5: I chose this picture over Noah roaring like the ugliest lion for the same reason Time magazine chose Giuliani over Bin Laden as 2001's Man of the Year. Ray Allen was the FDNY.

How To Disappear Completely

Basketball moved on. The Celts put up another gutsy seven-game series, but couldn't put the hammer down on Orlando and went to their respective summer homes disappointed. And basketball moved on. Once the dust had settled, what was just as striking as the ecstatic tenor of the round one coverage was how there was no place in any of the sundry postseason retrospectives for "the greatest series you've ever seen in your entire life". Once the games are all over, well, the game changes. The serious fans know the score and have gone home. The only demographics paying attention are Lakers fans looking to wallow some in victory and The Casual Fan, a much easier creature to predict than, say, The Reader. The order of the day isn't really retrospection, it's hagiography. And so the Lakers' hiccup against the Rockets, while it was never compared to the handful of greatest series the Association has ever seen, was the early-round series of note, because it was vindicated by what came later. Past is prologue, and the Celtics-Bulls got left hanging, waiting for its book.

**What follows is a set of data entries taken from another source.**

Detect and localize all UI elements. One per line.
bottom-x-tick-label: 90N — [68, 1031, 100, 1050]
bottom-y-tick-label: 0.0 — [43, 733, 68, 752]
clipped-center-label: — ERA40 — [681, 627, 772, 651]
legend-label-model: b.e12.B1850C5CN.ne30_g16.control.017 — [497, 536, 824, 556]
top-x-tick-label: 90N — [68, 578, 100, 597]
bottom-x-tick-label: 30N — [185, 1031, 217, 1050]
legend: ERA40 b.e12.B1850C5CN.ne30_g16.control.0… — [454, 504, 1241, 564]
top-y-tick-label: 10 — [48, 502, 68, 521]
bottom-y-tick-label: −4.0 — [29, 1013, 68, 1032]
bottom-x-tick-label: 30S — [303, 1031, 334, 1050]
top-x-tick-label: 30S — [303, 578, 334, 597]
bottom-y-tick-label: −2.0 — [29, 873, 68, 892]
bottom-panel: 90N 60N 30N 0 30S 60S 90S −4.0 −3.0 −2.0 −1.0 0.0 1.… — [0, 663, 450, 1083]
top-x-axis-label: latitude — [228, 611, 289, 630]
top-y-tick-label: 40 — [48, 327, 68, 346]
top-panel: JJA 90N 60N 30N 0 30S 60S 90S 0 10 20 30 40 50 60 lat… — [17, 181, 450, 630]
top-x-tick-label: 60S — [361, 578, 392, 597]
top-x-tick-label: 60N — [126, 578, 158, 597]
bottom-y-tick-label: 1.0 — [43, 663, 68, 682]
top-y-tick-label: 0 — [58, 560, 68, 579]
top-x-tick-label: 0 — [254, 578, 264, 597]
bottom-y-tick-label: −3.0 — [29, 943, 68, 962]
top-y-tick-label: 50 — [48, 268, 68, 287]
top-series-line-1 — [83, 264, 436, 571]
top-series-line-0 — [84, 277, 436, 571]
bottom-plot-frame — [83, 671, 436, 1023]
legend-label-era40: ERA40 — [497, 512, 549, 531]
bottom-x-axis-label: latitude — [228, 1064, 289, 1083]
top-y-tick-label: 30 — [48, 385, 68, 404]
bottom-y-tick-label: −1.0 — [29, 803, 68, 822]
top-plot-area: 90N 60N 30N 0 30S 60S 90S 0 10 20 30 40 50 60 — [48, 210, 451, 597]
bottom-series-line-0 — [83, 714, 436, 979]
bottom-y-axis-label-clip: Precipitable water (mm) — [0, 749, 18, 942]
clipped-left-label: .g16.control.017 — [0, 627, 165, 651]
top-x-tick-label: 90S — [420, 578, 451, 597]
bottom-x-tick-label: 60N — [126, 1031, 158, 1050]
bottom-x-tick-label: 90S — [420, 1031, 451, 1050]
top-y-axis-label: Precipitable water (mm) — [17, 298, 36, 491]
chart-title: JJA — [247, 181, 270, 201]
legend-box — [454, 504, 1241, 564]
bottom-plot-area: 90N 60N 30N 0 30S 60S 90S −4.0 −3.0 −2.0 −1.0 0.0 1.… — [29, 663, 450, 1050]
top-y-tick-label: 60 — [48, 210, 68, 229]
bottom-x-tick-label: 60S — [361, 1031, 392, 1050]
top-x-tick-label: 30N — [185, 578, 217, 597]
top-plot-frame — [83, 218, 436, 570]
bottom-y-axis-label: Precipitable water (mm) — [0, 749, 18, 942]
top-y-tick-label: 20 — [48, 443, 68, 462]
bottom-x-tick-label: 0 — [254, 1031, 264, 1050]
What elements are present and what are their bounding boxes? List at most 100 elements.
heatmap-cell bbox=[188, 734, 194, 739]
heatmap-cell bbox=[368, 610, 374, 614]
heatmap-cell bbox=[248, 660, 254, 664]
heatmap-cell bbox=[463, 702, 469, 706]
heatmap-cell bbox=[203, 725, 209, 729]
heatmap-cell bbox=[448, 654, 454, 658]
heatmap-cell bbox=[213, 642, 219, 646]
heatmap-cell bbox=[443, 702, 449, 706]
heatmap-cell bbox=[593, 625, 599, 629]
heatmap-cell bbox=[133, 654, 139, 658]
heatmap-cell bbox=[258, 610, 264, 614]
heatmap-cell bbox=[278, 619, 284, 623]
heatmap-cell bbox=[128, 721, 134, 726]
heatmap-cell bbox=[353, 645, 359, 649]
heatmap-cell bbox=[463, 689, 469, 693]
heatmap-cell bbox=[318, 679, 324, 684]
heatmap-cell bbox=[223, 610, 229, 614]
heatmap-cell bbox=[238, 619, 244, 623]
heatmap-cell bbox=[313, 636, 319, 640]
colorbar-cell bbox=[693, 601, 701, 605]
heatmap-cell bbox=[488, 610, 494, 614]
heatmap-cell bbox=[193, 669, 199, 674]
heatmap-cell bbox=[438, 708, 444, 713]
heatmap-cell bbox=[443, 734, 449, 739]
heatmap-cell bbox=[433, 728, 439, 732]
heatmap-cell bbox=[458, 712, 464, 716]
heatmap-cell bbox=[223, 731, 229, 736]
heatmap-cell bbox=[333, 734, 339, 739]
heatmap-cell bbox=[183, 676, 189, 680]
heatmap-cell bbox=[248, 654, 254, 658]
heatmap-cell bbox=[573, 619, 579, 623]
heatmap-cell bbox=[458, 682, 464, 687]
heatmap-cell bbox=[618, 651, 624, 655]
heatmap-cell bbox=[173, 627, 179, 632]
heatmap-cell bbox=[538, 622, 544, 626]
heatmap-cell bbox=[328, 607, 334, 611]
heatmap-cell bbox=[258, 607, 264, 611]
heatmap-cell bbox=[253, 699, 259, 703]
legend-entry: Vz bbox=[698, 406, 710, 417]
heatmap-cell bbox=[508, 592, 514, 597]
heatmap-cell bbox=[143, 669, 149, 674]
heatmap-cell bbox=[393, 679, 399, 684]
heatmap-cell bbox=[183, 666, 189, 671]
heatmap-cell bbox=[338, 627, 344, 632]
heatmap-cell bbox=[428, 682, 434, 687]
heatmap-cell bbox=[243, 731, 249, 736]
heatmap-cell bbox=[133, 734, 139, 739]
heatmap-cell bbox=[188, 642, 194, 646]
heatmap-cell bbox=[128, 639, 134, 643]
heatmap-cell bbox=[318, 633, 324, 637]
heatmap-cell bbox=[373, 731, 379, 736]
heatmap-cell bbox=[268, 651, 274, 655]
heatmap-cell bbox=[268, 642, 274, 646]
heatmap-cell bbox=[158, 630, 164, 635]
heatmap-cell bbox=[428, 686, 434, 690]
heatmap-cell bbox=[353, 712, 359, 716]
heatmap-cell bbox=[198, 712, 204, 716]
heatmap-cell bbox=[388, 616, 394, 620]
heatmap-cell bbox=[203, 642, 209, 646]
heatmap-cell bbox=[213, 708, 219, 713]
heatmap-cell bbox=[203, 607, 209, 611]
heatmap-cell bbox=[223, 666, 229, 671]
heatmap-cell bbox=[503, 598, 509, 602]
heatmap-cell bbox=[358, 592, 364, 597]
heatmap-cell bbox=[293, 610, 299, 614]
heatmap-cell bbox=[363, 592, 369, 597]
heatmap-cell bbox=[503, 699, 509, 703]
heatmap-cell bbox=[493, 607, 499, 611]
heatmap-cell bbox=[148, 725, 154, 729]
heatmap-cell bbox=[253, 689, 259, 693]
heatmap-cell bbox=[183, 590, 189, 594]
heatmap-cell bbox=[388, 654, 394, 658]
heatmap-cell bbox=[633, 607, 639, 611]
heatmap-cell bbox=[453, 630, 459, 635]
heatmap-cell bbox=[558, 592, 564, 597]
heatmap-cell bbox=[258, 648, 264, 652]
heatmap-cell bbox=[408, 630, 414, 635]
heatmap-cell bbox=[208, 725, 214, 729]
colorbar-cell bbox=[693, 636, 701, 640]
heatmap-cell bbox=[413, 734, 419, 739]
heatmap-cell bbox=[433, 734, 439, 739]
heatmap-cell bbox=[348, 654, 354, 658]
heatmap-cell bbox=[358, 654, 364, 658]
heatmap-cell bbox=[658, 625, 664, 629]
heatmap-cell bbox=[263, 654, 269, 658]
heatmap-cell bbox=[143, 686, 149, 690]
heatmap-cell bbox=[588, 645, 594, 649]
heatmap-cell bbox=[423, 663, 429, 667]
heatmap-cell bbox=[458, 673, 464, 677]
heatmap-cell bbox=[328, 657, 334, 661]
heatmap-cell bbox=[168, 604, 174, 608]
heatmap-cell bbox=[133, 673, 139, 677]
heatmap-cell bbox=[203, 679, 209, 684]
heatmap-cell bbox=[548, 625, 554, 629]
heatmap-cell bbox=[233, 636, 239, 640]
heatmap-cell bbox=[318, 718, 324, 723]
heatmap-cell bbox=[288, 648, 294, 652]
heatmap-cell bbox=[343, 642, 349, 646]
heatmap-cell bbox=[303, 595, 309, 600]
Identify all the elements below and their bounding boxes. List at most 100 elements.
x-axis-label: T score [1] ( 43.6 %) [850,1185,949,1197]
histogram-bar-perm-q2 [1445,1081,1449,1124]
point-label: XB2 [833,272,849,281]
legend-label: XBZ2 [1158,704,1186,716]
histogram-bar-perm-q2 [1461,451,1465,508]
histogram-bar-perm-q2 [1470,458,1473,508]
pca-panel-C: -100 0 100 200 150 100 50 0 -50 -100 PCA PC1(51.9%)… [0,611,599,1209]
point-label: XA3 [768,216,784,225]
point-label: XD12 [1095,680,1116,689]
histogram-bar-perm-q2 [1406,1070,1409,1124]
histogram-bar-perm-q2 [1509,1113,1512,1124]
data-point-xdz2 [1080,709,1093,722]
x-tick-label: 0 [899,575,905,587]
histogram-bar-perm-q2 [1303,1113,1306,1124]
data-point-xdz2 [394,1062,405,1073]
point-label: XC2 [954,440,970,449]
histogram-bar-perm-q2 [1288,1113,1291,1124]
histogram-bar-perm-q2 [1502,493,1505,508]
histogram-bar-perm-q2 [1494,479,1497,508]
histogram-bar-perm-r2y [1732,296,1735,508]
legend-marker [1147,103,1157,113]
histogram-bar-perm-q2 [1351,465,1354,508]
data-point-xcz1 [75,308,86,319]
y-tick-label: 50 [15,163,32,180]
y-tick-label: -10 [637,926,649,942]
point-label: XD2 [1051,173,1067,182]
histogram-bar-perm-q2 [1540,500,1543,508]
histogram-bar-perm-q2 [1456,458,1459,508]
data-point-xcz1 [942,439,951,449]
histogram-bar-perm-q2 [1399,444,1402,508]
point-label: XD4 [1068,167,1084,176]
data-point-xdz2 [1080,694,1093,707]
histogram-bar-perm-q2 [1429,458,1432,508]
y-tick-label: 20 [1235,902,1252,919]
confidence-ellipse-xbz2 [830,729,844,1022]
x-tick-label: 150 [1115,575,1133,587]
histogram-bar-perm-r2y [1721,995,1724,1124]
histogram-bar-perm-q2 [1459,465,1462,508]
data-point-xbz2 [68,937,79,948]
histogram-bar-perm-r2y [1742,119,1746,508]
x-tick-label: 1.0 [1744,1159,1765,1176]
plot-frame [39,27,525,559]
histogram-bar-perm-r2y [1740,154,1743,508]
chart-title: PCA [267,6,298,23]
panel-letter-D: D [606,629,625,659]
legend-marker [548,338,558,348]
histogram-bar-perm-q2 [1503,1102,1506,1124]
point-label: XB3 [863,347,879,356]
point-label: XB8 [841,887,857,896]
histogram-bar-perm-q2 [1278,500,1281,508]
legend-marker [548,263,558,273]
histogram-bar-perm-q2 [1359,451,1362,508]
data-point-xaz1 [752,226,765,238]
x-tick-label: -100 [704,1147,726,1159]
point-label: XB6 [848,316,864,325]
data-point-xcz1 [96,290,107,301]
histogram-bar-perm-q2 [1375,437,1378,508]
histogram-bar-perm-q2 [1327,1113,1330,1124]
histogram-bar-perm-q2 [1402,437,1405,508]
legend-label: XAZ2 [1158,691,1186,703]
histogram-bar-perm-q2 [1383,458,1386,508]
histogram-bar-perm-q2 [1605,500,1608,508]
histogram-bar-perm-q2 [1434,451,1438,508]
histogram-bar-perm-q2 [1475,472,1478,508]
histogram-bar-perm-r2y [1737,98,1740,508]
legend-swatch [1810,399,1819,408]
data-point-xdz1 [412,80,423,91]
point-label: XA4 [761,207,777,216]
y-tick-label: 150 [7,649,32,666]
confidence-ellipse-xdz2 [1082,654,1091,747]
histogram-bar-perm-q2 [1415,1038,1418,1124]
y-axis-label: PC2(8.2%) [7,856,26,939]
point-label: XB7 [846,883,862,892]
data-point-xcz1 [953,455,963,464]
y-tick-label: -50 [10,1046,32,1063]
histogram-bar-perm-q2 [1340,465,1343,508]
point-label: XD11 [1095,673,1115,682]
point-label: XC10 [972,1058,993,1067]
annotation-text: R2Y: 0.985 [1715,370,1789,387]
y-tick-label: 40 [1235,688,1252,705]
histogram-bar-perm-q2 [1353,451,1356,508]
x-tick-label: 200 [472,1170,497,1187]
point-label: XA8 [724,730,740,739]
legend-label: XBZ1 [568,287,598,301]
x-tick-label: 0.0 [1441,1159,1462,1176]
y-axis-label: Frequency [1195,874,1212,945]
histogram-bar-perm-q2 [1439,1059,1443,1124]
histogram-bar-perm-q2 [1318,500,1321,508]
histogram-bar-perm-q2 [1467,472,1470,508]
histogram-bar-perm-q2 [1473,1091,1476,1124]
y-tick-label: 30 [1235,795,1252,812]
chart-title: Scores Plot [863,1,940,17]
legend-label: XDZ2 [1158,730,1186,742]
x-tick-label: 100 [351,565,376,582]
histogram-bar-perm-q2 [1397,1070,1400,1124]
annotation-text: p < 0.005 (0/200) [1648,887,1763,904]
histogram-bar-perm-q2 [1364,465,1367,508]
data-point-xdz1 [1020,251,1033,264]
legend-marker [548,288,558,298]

"Vindicated by what came later" also happens to mark the exact point where analysis starts turning into total speculation, which is kind of fun or sort of worthless, depending on how you choose to look at it. If The LeBrons' backcourt hadn't disappeared and they had pulled out some more games (and hell, if we're spotting Playoff Lyndon B. James some teammates playing well, we might as well just give them the title, too), how much more vital would this shot have been? If Bird and Magic had both pulled J.J. Reddicks, would the 1979 NCAA championships have transformed anything?

But let's go another direction with this idea that, recontextualized by what follows, events can change significance. The question at hand is not "what if?" but "what next?"

Jigsaw Falling Into Place

To second-guess the past is one thing; to second-guess the future quite another. There are simply too many variables at play. The core of this team could win anywhere from zero to two more titles6, and each scenario would cast things in a different light. Maybe it bypasses the franchise level altogether and becomes a touchstone in some players' creation myths. How bright can Rondo shine? How high can Rose rise, and how long will it take him to put it all together? Can Ray Allen pull out a few more big performances and officially pass Reggie Miller in the jumpshot pantheon?

I can't even pretend to guess with any vestige of authority, which, really, is sort of the point. Nothing kills a good story quite like predictability, after all. Simply pointing out the unknowability of the future is both obvious and played out, but beyond the next few times the Bulls and Celts meet up, who knows when and how this series will find relevance? All we can do is wait and see how things work out.

6: If we do manage to pull out two more, could Kobe deal with an asterisk the size of KG's knee next to His Championship?